Question

In: Finance

What are the differences between mortgage and mortgage-backed securities? Can moral hazards still exist if there...

What are the differences between mortgage and mortgage-backed securities?

Can moral hazards still exist if there is no information asymmetry?

If your friend borrows from the bank at 9%, why would you be more willing to lend to the bank at 3% instead to your friend at the much higher interest?

How do conflicts of interest make the asymmetric information problem worse, esp. in financial markets?

Solutions

Expert Solution

Mortgage loan is a simple Mortgage loan which is used by purchaser of real property to raise fund to buy real estate or it can be used alternatively by existing property owners to raise fund whereas mortgage backed securities will be those secured loans which are Mortgage oriented but they will be backed by Assets and in case of faultering of those loans assets will be used for recovery

There will still be moral hazards because of behavioural bias and moral hazard will still be existing even if there will be information asymmetry because people will be driven by greed and they will be trying to cheat and default in order to gain so there will still be moral hazards if even if there is no information asymmetry.

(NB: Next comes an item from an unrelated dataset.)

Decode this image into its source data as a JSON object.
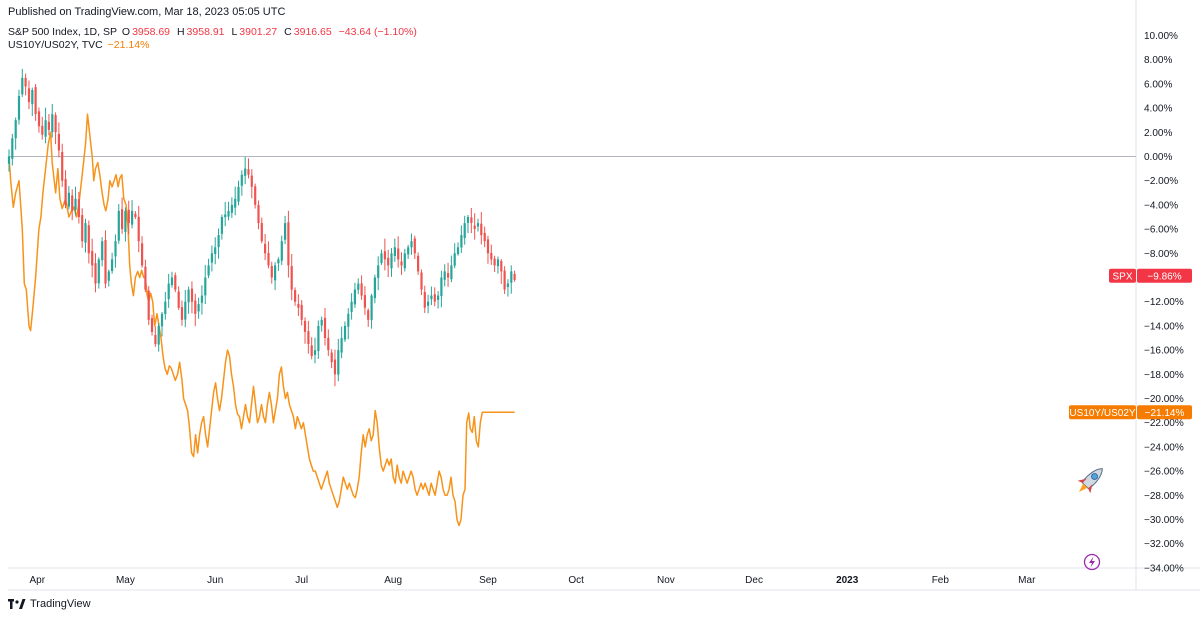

there is a default risk associated with the direct payment with friend but there is no default risk associated with banks because banks are generally solvent in nature and friend can default so the risk of insolvency is leading for the acceptance of low rate.

conflict of interest will be leading to more of the information asymmetry as people will be trying to hide sensitive informations and they will be trying to not provide material informations and they will be trying to to make people invest into their businesses it would be leading to conflict of interest so, there will be nondisclosure of information.